Indien periodieke bijstand is beëindigd of ingetrokken en de betrokkene een aanvraag indient gericht op het verkrijgen van bijstand met ingang van een later gelegen datum, ligt het op de weg van de aanvrager om aan te tonen dat sprake is van een wijziging van omstandigheden, in die zin dat hij op dat latere tijdstip wel voldoet aan de voorwaarden voor het recht op bijstand.
4.2.3.
De rechtbank heeft met juistheid geoordeeld dat appellant, anders dan deze betoogt, niet heeft aangetoond dat hij in de te beoordelen periode in bijstandbehoevende omstandigheden verkeerde.
4.2.4.
Op verzoek van het college heeft appellant wel diverse gegevens verstrekt, maar vooral zijn stellingen herhaald over de wijze waarop hij in zijn levensonderhoud voorziet. Uit de overgelegde bankafschriften blijkt niet van afschrijvingen voor levensonderhoud in de maand augustus 2013. Verder heeft appellant tijdens een gesprek op 27 september 2013 niet kunnen uitleggen waar hij sinds de intrekking van de bijstand van heeft geleefd. Appellant heeft daarmee geen wijziging van omstandigheden aangetoond waardoor hij met ingang van
20 augustus 2013 wel voldoet aan de voorwaarden voor het recht op bijstand.
Conclusie
4.3.1.
Uit 4.1.5 tot en met 4.1.7 volgt dat het college vanaf 1 oktober 2012 gehouden was de bijstand van appellant in te trekken, maar door zulks met ingang van 25 september 2012 al te doen in strijd heeft gehandeld met het rechtszekerheidsbeginsel. In zoverre slaagt het hoger beroep. De rechtbank heeft dit niet onderkend, zodat de aangevallen uitspraak moet worden vernietigd alsmede het bestreden besluit voor zover dat ziet op de intrekking van bijstand over de periode van 25 september 2012 tot 1 oktober 2012 en de terugvordering. Tevens ziet de Raad aanleiding om zelf in de zaak te voorzien door het besluit van 19 juli 2013 in zoverre te herroepen. Het college dient nog slechts de hoogte van de terugvordering opnieuw vast te stellen. De Raad kan deze berekening niet zelf maken. Daarom zal op dit punt een opdracht worden gegeven tot het nemen van een nieuwe beslissing op bezwaar. Nu appellant tegen de terugvordering geen zelfstandige gronden heeft ingediend en het nog slechts om een financiële uitwerking gaat, ziet de Raad af van toepassing van de zogeheten bestuurlijke lus om te komen tot finale geschillenbeslechting. Wel bestaat aanleiding om met toepassing van artikel 8:113, tweede lid, van de Algemene wet bestuursrecht te bepalen dat tegen het nieuwe besluit slechts bij de Raad beroep kan worden ingesteld.
4.3.2.
Gelet op 4.2.4 slaagt het hoger beroep niet voor zover dat betrekking heeft op de aanvraag.

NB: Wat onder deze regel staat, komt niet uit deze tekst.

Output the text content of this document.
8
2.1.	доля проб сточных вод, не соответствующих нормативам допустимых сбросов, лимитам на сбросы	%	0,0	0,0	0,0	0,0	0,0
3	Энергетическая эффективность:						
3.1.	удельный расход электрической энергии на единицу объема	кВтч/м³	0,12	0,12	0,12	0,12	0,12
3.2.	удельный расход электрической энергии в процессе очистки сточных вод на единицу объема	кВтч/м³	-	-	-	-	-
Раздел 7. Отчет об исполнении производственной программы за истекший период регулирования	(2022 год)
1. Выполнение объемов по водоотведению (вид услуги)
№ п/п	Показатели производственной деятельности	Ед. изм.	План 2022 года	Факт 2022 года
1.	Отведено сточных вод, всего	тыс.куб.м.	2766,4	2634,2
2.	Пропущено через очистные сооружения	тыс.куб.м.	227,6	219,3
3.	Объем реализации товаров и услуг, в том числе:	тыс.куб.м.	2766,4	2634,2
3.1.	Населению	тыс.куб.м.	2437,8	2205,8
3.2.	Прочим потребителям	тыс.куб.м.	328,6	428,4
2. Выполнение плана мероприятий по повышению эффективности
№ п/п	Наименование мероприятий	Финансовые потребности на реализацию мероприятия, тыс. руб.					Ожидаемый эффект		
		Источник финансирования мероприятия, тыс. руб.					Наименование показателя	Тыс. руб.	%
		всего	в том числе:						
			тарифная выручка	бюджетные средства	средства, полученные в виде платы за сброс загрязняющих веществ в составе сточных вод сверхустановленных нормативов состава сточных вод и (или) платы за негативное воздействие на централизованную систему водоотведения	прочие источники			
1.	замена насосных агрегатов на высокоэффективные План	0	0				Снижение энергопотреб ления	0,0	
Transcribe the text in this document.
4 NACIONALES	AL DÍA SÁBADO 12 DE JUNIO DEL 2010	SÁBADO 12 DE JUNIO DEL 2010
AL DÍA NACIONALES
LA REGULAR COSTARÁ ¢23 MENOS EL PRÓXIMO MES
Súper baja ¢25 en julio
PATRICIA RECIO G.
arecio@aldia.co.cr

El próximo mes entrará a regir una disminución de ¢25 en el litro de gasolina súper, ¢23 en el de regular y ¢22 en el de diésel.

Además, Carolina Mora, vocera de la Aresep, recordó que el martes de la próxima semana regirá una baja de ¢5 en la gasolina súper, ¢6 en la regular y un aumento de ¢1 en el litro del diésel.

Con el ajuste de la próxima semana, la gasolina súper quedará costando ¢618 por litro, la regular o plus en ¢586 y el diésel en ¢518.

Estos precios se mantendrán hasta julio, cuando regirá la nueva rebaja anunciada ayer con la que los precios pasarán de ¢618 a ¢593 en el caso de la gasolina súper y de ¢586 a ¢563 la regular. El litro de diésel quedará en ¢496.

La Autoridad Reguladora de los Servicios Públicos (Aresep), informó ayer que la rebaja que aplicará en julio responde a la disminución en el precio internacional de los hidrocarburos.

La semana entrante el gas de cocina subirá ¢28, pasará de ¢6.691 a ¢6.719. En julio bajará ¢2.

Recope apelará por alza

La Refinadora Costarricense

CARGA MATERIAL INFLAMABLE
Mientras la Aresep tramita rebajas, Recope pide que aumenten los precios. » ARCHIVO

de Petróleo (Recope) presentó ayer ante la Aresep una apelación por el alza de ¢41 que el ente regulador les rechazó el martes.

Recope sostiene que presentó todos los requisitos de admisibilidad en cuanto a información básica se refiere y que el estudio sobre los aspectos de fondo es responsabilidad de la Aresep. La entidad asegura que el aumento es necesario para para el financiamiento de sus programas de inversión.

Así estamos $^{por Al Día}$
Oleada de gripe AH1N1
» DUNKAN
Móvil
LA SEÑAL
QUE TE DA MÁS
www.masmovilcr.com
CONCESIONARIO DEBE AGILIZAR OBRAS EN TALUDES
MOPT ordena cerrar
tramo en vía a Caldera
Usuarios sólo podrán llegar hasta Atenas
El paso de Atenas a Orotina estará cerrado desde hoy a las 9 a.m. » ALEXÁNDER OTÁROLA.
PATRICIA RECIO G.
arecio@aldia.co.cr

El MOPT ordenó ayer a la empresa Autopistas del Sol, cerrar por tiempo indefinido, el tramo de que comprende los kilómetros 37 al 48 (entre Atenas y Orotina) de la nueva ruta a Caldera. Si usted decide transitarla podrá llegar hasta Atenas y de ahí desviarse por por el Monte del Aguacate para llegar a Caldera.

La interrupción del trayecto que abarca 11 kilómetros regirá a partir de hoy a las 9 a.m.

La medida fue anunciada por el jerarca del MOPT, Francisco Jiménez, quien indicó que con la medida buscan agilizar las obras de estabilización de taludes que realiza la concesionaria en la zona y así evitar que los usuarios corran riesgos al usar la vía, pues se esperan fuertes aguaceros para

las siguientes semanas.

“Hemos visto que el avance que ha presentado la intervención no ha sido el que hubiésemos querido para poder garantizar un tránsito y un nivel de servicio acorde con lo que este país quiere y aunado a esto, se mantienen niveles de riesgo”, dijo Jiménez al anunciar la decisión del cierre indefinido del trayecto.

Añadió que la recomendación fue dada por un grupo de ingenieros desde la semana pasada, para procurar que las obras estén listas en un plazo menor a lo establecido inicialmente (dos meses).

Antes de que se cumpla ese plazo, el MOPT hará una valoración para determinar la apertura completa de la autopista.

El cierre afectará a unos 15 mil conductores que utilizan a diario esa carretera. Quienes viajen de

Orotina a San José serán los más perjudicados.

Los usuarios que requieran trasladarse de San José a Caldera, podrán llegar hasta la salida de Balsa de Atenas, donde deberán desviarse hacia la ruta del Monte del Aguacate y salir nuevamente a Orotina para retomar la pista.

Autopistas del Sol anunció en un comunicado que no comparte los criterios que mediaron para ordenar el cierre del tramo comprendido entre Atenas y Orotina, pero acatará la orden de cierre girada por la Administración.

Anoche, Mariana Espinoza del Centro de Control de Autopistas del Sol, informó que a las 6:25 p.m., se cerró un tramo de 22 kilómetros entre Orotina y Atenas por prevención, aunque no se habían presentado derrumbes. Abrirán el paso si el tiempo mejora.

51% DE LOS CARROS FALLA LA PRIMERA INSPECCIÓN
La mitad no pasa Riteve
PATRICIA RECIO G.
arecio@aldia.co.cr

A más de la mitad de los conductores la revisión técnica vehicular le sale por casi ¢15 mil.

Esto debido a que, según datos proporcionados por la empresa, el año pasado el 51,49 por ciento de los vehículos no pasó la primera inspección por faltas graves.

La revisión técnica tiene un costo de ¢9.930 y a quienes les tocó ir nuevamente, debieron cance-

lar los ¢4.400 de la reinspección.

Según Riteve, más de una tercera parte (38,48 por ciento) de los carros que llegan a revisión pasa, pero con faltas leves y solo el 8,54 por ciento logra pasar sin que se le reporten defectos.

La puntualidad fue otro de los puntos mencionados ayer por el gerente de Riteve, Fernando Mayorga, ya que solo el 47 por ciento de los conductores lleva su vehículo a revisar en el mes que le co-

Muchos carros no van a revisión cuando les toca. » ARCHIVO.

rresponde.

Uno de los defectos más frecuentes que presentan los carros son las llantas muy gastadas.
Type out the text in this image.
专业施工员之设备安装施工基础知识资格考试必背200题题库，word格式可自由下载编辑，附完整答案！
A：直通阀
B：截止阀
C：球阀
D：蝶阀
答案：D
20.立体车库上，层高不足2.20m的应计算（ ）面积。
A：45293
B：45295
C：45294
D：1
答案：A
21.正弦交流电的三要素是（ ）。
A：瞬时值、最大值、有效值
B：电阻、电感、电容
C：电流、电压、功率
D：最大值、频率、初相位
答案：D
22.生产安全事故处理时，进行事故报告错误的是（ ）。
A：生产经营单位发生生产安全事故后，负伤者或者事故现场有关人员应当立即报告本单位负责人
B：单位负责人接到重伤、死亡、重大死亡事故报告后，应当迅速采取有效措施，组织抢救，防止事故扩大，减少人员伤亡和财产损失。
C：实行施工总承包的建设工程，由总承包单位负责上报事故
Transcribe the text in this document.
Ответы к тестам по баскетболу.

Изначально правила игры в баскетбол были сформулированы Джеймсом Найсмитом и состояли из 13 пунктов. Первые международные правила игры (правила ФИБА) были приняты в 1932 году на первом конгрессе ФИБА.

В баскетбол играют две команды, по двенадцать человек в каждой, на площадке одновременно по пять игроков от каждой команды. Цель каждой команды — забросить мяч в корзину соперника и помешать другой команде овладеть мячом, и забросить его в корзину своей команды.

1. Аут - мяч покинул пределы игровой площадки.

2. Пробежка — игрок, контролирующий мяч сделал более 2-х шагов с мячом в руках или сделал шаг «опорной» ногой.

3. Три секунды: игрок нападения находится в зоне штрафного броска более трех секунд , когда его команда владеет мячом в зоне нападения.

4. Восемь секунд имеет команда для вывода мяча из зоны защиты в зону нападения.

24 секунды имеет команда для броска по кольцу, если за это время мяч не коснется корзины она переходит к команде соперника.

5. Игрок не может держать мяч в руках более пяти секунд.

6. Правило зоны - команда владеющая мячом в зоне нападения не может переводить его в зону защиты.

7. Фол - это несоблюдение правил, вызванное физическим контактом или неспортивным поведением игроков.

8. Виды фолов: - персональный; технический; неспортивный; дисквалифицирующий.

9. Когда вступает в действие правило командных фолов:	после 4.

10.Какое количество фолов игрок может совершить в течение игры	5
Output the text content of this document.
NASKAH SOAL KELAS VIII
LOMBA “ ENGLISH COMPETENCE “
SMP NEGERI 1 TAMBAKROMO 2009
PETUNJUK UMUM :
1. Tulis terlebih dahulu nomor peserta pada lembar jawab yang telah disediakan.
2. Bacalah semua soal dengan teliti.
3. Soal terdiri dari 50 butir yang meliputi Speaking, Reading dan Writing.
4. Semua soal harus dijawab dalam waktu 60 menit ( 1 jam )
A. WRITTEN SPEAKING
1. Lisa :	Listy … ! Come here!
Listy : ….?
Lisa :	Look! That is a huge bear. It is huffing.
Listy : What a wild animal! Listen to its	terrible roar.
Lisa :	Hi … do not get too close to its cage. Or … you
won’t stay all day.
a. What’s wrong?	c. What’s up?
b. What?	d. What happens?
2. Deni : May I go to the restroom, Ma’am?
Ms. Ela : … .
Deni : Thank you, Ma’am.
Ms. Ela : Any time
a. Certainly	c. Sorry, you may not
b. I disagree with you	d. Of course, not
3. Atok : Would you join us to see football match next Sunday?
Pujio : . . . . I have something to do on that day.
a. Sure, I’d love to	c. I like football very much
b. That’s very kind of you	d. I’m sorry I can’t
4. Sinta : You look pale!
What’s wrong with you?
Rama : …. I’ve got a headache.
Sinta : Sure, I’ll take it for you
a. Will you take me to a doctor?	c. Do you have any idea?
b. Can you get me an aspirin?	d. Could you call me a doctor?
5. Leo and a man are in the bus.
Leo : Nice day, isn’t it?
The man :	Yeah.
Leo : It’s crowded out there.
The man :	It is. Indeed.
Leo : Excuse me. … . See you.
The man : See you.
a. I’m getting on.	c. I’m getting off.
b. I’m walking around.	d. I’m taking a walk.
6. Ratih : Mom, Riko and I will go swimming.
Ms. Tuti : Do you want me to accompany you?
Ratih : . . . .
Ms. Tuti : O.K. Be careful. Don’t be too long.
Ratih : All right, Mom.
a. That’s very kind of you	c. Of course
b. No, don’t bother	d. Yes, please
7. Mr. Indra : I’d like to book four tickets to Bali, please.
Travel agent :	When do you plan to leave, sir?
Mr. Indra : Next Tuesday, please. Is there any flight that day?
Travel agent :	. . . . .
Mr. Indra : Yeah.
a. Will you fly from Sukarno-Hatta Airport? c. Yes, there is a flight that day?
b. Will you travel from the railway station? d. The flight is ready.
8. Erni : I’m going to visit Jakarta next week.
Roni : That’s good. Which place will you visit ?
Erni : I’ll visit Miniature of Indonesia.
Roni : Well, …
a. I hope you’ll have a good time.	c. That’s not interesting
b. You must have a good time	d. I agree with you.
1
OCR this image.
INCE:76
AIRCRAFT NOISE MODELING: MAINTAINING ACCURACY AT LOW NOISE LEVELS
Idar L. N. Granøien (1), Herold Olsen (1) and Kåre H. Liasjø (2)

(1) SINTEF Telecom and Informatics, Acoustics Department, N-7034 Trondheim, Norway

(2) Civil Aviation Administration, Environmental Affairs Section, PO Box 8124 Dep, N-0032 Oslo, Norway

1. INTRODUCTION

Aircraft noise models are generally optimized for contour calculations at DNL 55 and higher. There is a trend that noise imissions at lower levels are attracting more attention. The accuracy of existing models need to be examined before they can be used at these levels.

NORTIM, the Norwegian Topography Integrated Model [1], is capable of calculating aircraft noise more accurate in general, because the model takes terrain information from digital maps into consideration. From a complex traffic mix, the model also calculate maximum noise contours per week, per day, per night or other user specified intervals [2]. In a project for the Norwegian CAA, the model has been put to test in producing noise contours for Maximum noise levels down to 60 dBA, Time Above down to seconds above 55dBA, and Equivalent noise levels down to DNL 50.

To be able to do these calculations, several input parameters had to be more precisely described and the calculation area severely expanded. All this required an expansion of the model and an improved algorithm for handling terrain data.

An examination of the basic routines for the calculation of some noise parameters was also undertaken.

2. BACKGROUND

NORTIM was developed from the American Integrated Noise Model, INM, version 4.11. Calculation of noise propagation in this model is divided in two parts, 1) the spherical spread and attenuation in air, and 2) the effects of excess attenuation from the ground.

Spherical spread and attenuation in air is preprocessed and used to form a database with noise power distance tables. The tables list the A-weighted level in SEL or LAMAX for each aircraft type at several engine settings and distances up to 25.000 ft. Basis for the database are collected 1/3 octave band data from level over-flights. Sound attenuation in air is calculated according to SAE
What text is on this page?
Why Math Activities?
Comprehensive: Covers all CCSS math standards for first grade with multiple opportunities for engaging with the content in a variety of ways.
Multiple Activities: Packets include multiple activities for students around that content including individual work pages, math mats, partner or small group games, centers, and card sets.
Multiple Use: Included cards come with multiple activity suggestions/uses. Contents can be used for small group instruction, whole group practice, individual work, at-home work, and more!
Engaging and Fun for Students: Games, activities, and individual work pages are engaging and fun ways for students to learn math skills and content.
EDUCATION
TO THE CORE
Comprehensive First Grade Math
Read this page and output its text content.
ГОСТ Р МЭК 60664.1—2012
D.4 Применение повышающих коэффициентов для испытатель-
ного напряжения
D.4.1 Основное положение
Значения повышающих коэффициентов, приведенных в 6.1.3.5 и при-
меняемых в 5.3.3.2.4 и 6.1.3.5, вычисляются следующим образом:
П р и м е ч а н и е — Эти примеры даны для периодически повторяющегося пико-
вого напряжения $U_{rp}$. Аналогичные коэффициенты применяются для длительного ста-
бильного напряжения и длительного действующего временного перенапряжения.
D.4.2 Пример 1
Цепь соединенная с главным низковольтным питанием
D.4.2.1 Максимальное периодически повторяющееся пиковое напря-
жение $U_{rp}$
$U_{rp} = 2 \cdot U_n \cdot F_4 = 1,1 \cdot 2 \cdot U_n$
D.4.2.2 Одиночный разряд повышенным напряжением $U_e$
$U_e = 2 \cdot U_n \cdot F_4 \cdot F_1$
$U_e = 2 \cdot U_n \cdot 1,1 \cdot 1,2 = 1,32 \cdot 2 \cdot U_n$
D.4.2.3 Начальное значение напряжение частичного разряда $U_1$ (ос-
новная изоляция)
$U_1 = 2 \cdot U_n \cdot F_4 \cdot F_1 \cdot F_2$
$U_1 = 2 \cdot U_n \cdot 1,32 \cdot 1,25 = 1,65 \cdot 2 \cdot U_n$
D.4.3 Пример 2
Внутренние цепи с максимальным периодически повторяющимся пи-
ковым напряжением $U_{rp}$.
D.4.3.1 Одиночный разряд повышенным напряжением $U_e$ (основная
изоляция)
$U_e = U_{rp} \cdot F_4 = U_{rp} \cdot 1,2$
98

5. Aanleiding bestaat het college te veroordelen in de proceskosten van appellant. Deze kosten worden begroot op € 992,- in bezwaar, € 992,- in beroep en € 992,- in hoger beroep, in totaal € 2.976,-, voor verleende rechtsbijstand.

BESLISSING

De Centrale Raad van Beroep
- vernietigt de aangevallen uitspraak;
- verklaart het beroep gegrond;
- vernietigt het besluit van 6 maart 2014 voor zover dat betrekking heeft op de intrekking van
bijstand over de periode van 25 september 2012 tot 1 oktober 2012 en de terugvordering;
- herroept het besluit van 19 juli 2013 in zoverre en bepaalt dat deze uitspraak in de plaats
treedt van het vernietigde deel van het besluit van 6 maart 2014;
- bepaalt dat het college een nieuwe beslissing op het bezwaar neemt voor zover het de
terugvordering betreft met inachtneming van wat in deze uitspraak is overwogen en dat
tegen de nieuw te nemen beslissing op het bezwaar slechts bij de Raad beroep kan worden
ingesteld;
- veroordeelt het college in de proceskosten van appellant tot een bedrag van € 2976,-;
- bepaalt dat het college aan appellant het in beroep en hoger beroep betaalde griffierecht van
€ 168,- vergoedt.
Deze uitspraak is gedaan door A. Stehouwer als voorzitter en M. Hillen en R. van der Spoel als leden, in tegenwoordigheid van J. Tuit als griffier. De beslissing is uitgesproken in het openbaar op 13 december 2016.